Illustration: Kristin Ulve

‘Las satánicas majestades’ es una registrada exclusiva única de Mick and company, y a ellos, aunque no lo creáis, mis ojos no las han presenciado aún en acción…’Las vampíricas majestades’ son las que hace unos días tomaron una parte de Brooklyn, Coney Island. Como si de espartanos se tratase, rugiendo embravecidos con sus escudos perfectamente afinados y haciendo suyo el nuevo y recién remodelado anfiteatro Ford junto a la playa. Un supergrupo liderado por un tétrico anfitrión Alice Cooper, brillantísimo maestro de ceremonias y fundador del ‘drinking club’ The Hollywood Vampires, seguido por sus socios Joe Perry y Johnny Depp, y por un reconocido escuadrón de batalla, los no menos notables; Robert DeLeo (Stone Temple Pilots), Matt Sorum (Guns n Roses)Tommy Henriksen (Warlock). Fundada para rendir homenaje a la historia del rock, la banda no hace más que honor a lo que a mediados de los 70’s fue el escondrijo de nombres relevantes como Keith Moon, Ringo Starr, Lemmy y hasta el mismísimo Lennon, cuyos cuerpos y almas se sumían en la nocturnidad y en la bebida casi cada noche en los rincones más oscuros del Rainbow Bar and Grill situado en West Hollywood (Los Angeles, California).

“We come here to pay tribute to our dead and drunk friends” (Venimos aquí a rendir homenaje a nuestros ebrios y difuntos amigos).

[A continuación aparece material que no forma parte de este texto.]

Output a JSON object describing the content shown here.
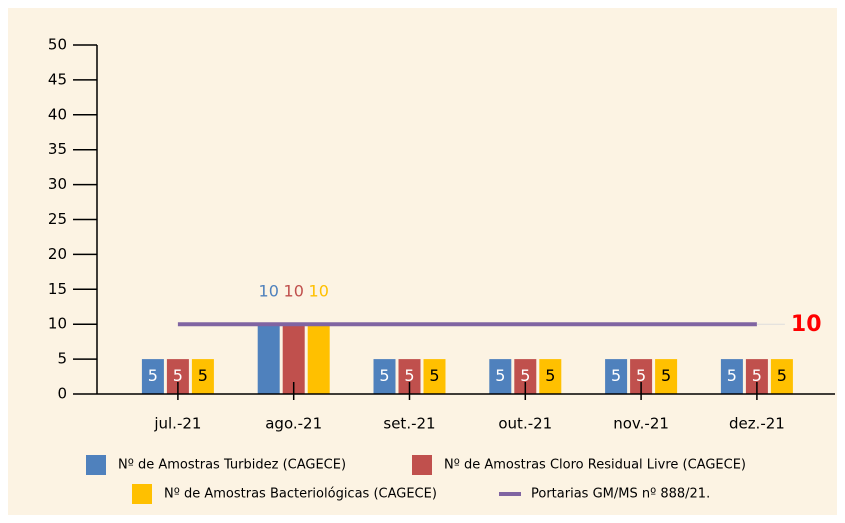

Así se dirigía un Cooper de 68 años ante sus súbditos neoyorkinos y así comenzaba un espectáculo de puro rock de casi dos horas. Un espectáculo que por un momento se vió en medio de la más inoportuna improvisación. Justo al comenzar con la segunda canción Perry se da la vuelta tambaleándose hacia la batería, se sienta y sigue tocando, se vuelve a levantar y cae en redondo ante los estupefactos ojos. Se lo llevaron en una camilla hacia backstage y de ahí al hospital. Inmediatamente, las guitarras principales recayeron en un Johnny sereno y astuto. Como si con él no fuera la cosa se te olvidaba por un momento delante de quien realmente estabas. La ropa interior literalmente volaba hacia él, las recogía y la colocaba gentilmente sobre su pie de micro. Las flores por otro lado las iba recogiendo Alice que daba las gracias y las terminaba despedazando sobre su rodilla de la forma más sensual y poderosa. Eso era un no parar. Si era una total e incondicional seguidora de JD, a partir de ver a AC por primera vez, mi conversión ha quedado finalmente realizada.

A mi modo de verlo, el rock murió si, puede ser…, por un extraño período de tiempo. Como muchos gafapastas y modernos se empeñan en convencernos de su trágica y desdichada huída hacia los infiernos para dar paso a la etérea, naïf y mesurada melodía ‘hipster’. Lo mejor del caso es que la verdadera actitud y el espíritu nunca muere, se transforma, adquiere nuevas formas para sobrevivir, se modifica, se muta, se revela, se provoca a sí mismo, te provoca hasta que dices la verdad, te hace sentir hasta que te sonrojas y te habla al oído para que te duermas…Todo esto no son más que algunos sinónimos para definir lo que nunca murió en realidad. Se tomó un descanso, se retiró elegantemente y se armó de más fuerza para volver a luchar por un puesto que le arrebataron. Así que no me vengan a decirme que el rock es para antiguos y que está pasado de moda. La masa sin condimentar al final no le gusta a nadie.